O cenário é mais preocupante ao observar-se levantamento mais detalhado, que inclui animais de pequeno porte, como aves, anfíbios, mamíferos, répteis e gastrópodes. Com incidência maior entre anfíbios, 2026 acumula:
- 650 atropelamentos em janeiro;
- 463 em fevereiro;
- 470 em março.
Atropelamento de animais
De acordo com a PRF, a operação fiscalizou ônibus, veículos de turismo, prestadores de serviço e fornecedores autorizados a circular no parque. O controle de velocidade foi prioridade, com uso de radar, além da verificação de tacógrafos e sistemas de monitoramento por GPS.
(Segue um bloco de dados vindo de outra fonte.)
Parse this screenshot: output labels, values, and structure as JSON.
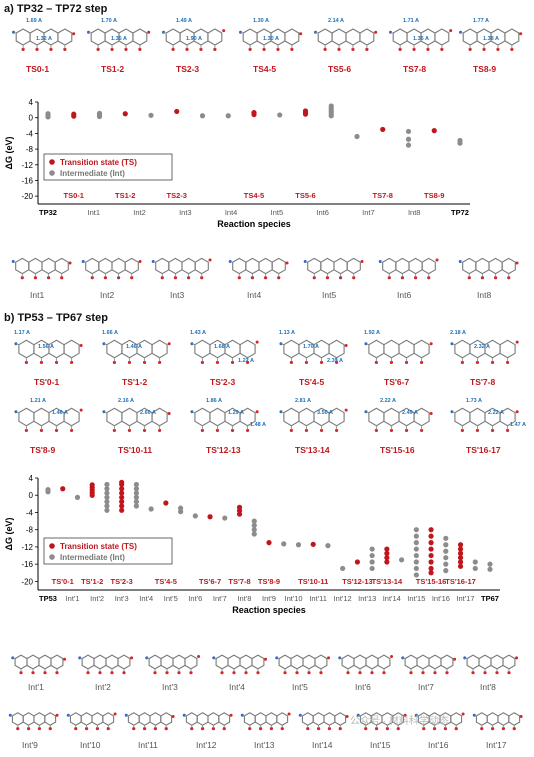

Também houve fiscalização geral de trânsito, com ênfase no transporte de passageiros e no cumprimento das normas legais, visando a ampliar a segurança dos usuários.
Embora o senso comum associe os atropelamentos a animais de maior porte, como onças, especialistas alertam que a mortalidade de espécies menores também compromete o equilíbrio ecológico. Em muitos casos, o condutor sequer percebe o impacto, explica a instituição federal de segurança pública.
A visitantes e profissionais que adentram o Parque Nacional do Iguaçu, a recomendação é controle rigoroso da velocidade permitida e atenção ao volante.